Open-Assistant
Open-Assistant copied to clipboard
get_tokenizer in utils.py needs to be cleaned up
def get_tokenizer(tokenizer_name):
if "t5" in tokenizer_name: # rankgen
tokenizer = T5Tokenizer.from_pretrained(tokenizer_name, truncation_side="left")
else:
tokenizer = AutoTokenizer.from_pretrained(tokenizer_name)
if "galactica" in tokenizer_name:
tokenizer.add_special_tokens({"pad_token": "
return tokenizer
The line of code if "galactica" in tokenizer_name: will not be executed, either it should be removed, or the "if .. else " branch logic needs to be re-written according to the the original design
On second thought, it is not accurate to say that line of code will not be executed, but still the logic needs to be cleaned up, so that only one branch will be executed
Perhaps just add an "elif"? So "if ... elif ... else"
Hey @andreaskoepf and @henryj18, I'm new around here and would like to give this issue a go. I was thinking of implementing some light configuration classes for different model classes as well as an explicit types of models [t5, galactic, etc] to avoid the magic strings.
Do you have any advice or thoughts on how I should proceed?
Hey @andreaskoepf and @henryj18, I'm new around here and would like to give this issue a go. I was thinking of implementing some light configuration classes for different model classes as well as an explicit types of models [t5, galactic, etc] to avoid the magic strings.
Do you have any advice or thoughts on how I should proceed?
The original issue is just to fix a flaw in the "if... else" and one extra "if......", so it should be straightforward change to an "if ..... elif .... else".
Could you elaborate a little but your "light configuration classes" and how it is related to the original issue? Thx
Hey, yes sure, regarding the configuration classes, I mean having data structures of tokeniser configuration so that new model types could be added through additional configuration options rather than changing the logic of the get_tokeniser
function.

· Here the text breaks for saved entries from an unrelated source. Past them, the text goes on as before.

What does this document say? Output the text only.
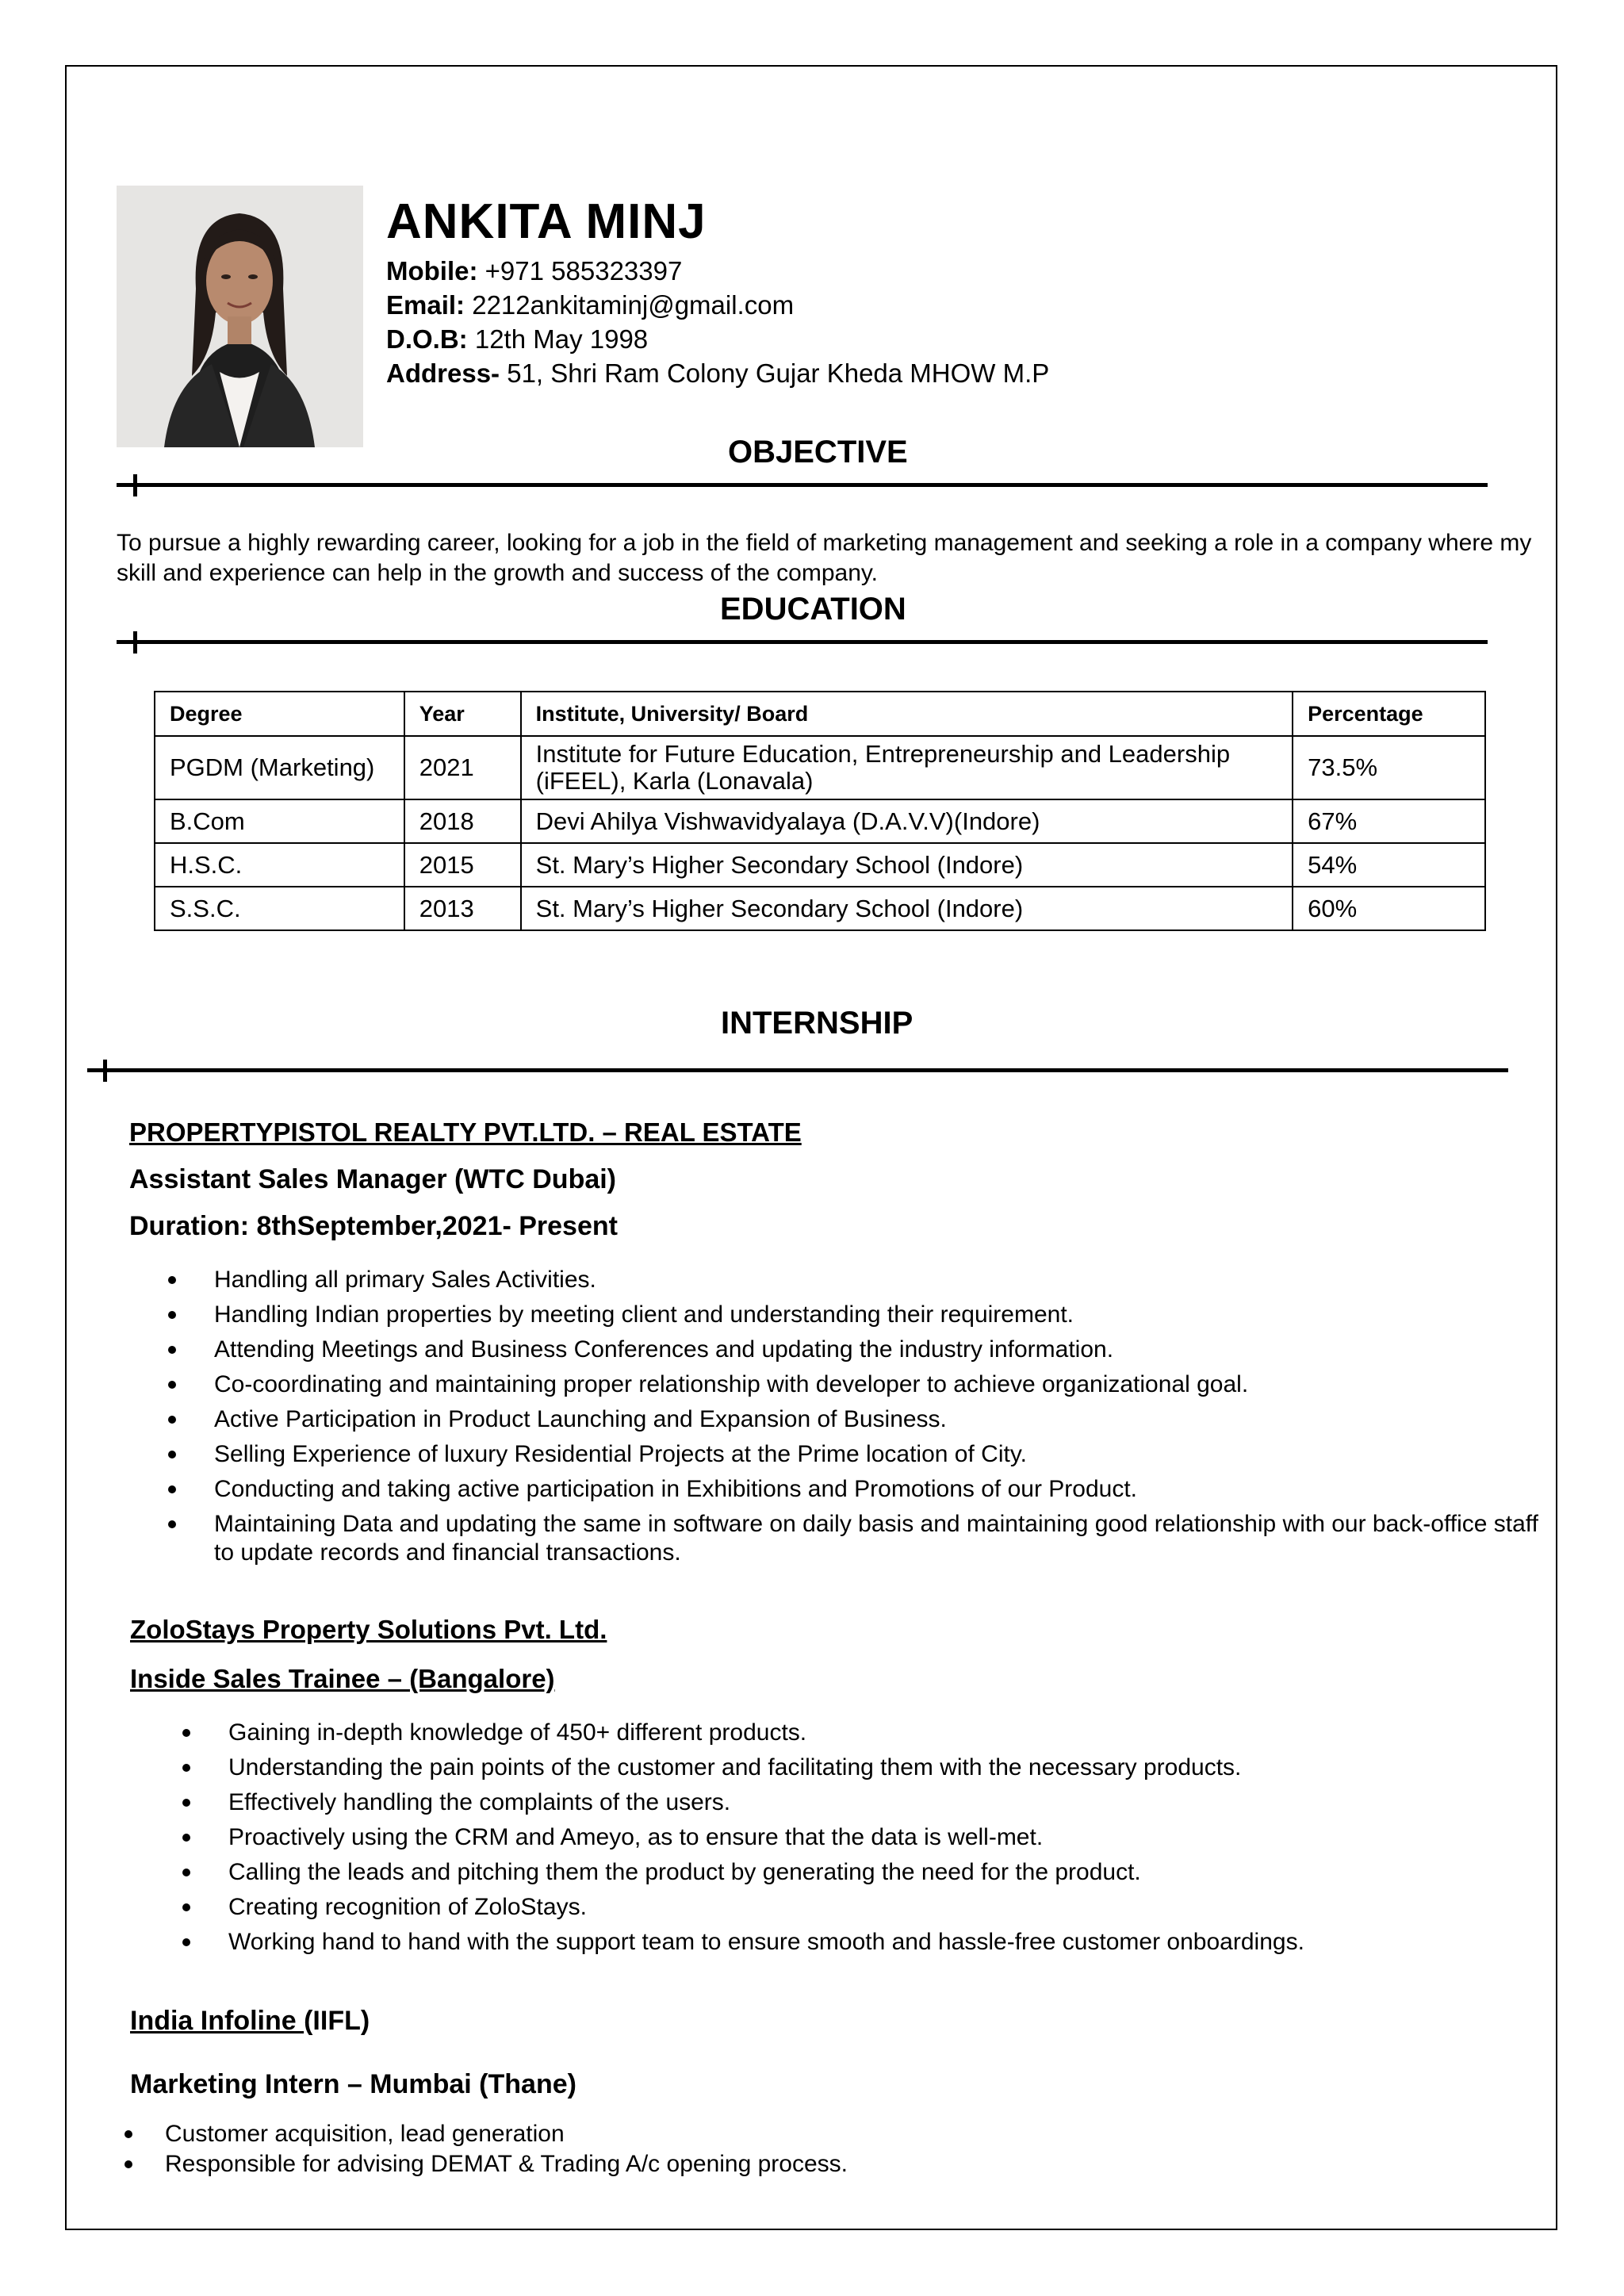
ANKITA MINJ
Mobile: +971 585323397
Email: 2212ankitaminj@gmail.com
D.O.B: 12th May 1998
Address- 51, Shri Ram Colony Gujar Kheda MHOW M.P
OBJECTIVE
To pursue a highly rewarding career, looking for a job in the field of marketing management and seeking a role in a company where my skill and experience can help in the growth and success of the company.
EDUCATION
Degree	Year	Institute, University/ Board	Percentage
PGDM (Marketing)	2021	Institute for Future Education, Entrepreneurship and Leadership (iFEEL), Karla (Lonavala)	73.5%
B.Com	2018	Devi Ahilya Vishwavidyalaya (D.A.V.V)(Indore)	67%
H.S.C.	2015	St. Mary’s Higher Secondary School (Indore)	54%
S.S.C.	2013	St. Mary’s Higher Secondary School (Indore)	60%
INTERNSHIP
PROPERTYPISTOL REALTY PVT.LTD. – REAL ESTATE
Assistant Sales Manager (WTC Dubai)
Duration: 8thSeptember,2021- Present
Handling all primary Sales Activities.
Handling Indian properties by meeting client and understanding their requirement.
Attending Meetings and Business Conferences and updating the industry information.
Co-coordinating and maintaining proper relationship with developer to achieve organizational goal.
Active Participation in Product Launching and Expansion of Business.
Selling Experience of luxury Residential Projects at the Prime location of City.
Conducting and taking active participation in Exhibitions and Promotions of our Product.
Maintaining Data and updating the same in software on daily basis and maintaining good relationship with our back-office staff to update records and financial transactions.
ZoloStays Property Solutions Pvt. Ltd.
Inside Sales Trainee – (Bangalore)
Gaining in-depth knowledge of 450+ different products.
Understanding the pain points of the customer and facilitating them with the necessary products.
Effectively handling the complaints of the users.
Proactively using the CRM and Ameyo, as to ensure that the data is well-met.
Calling the leads and pitching them the product by generating the need for the product.
Creating recognition of ZoloStays.
Working hand to hand with the support team to ensure smooth and hassle-free customer onboardings.
India Infoline (IIFL)
Marketing Intern – Mumbai (Thane)
Customer acquisition, lead generation
Responsible for advising DEMAT & Trading A/c opening process.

I think that this would also solve the 'galactica' branching problem.
instead of
def get_tokenizer(tokenizer_name):
if "t5" in tokenizer_name: # rankgen
tokenizer = T5Tokenizer.from_pretrained(tokenizer_name, truncation_side="left")
else:
tokenizer = AutoTokenizer.from_pretrained(tokenizer_name)
if "galactica" in tokenizer_name:
tokenizer.add_special_tokens({"pad_token": "<pad>", "eos_token": "</s>"})
return tokenizer
something like
# dictionaries or dataclasses with defaults
tokeniser_configs = {
't5': {'class': T5Tokenizer, 'kwargs': {truncation_side="left"}},
'galactica': {'class': AutoTokenizer, 'kwargs': {}, 'special_tokens': {"pad_token": "<pad>", "eos_token": "</s>"}},
...
}
def get_tokenizer(tokenizer_name):
tokenizer_config = ... # match tokenizer_name to known model class
tokenizer = tokenizer_config['class'].from_pretrained(tokenizer_name, **tokenizer_config['kwargs'])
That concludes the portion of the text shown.